Exit financing: the unexplored option in Brazilian judicial reorganization

exit financing 1

The exit financing: is a financial strategy widely used in developed markets, such as the United States and Europe. However, in Brazil, this practice is still little explored or even known [1].

The term exit financing: refers to a form of financing provided to companies in the process of judicial reorganization, after the protection guaranteed by the stay period. This financing is often used to enable the creditor to pay the competing claims in accordance with the approved plan, enabling the closure of the judicial reorganization process.

The exit financing: can also be an alternative for the lender of a company in crisis whose credit is in default. In this case, the lender agrees to grant another loan that can be used to pay off the previously granted credit or other credits that, if defaulted, could lead the company to bankruptcy. This option is often more cost-effective in the long run for creditors than filing for bankruptcy or selling the assets to a third party, which could result in lower-than-market auction values.

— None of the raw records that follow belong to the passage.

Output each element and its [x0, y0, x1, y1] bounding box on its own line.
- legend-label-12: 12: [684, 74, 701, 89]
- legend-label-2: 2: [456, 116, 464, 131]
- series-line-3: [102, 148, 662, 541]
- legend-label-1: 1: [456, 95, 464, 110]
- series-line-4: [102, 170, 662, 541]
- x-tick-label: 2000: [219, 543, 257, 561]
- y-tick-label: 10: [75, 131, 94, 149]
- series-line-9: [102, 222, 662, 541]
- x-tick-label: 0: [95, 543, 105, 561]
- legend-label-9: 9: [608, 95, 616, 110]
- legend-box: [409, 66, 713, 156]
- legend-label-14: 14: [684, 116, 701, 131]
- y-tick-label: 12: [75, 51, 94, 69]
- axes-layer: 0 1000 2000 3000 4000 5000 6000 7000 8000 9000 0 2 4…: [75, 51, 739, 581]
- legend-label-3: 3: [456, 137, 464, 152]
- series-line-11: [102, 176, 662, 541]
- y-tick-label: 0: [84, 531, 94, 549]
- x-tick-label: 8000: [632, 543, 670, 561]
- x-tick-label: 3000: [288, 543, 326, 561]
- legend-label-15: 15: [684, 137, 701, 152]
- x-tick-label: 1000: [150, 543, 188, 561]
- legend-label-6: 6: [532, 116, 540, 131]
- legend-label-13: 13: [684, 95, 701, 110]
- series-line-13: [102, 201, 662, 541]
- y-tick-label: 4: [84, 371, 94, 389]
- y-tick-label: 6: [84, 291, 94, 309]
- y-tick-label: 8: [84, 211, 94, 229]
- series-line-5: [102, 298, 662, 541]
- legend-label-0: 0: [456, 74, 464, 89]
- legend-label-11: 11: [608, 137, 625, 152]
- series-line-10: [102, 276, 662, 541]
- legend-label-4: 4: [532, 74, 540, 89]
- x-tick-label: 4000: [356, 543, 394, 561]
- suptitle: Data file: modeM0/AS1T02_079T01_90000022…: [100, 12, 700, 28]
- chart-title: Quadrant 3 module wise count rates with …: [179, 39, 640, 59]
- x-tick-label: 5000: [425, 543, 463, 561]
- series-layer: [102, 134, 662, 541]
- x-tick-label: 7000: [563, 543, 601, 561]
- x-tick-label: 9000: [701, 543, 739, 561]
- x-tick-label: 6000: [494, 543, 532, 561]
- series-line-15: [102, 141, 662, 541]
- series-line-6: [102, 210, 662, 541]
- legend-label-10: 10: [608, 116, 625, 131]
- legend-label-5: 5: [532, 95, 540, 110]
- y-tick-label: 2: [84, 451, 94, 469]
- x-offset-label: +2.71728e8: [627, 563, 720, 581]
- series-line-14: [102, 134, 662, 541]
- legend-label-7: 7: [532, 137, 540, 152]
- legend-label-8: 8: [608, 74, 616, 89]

Compared to DIP Financing, o exit financing: may involve a higher value and greater risks for the funder. This is because the exit financing: may imply the payment of all debts renegotiated in the reorganization plan, even if the deadline provided for in Article 61 of the Civil Code has not elapsed. Law 11.101/05.

For the company in a crisis situation, there are several benefits in the exit financing:It will be able to save the procedural costs of the judicial reorganization process, centralize its payments with one or a few creditors, reducing the costs of carrying its liabilities and the need to negotiate with unsophisticated creditors. In addition, it no longer uses the expression in Judicial Recovery next to your name, which helps your reputation in the market.

For creditors, the advantage lies in immediately receiving the amount renegotiated in the plan, reducing the risk of future defaults and the need to liquidate assets in the event of a bankruptcy decree, which would possibly result in even greater losses.

The only drawback of such a strategy lies in the lack of legal incentives for the lender, since its claim will not be treated as extra-conscursial in the event of the company's bankruptcy, as the judicial reorganization will have been terminated. Therefore, the exit financing: should have contractual mechanisms in place to protect against these risks, such as the provision of covenantsfinancial. In addition, it will be essential to negotiate with creditors excluded from the reorganization to prevent them from using the termination of the judicial reorganization as an opportunity to try to expropriate the assets of the company in crisis.

As indicated earlier, the exit financing: is a concept still little explored in Brazil, but it has the potential to transform the judicial reorganization process in the country. Despite the challenges, the evolution of judicial understanding and the need for solutions for companies in reorganization indicate a promising future for the concept. exit financing: in Brazilian law. Thus, it is essential that entrepreneurs and lawyers understand and exploit this financial resource so that it can be used effectively and safely.

By: Álvaro Scarpellini Campos

Special Situations | CPDMA Team

[1] On the subject: DIAS, Leonardo Adriano Ribeiro. Financing in Judicial Reorganization and Bankruptcy. São Paulo: Quartier Latin, 2014.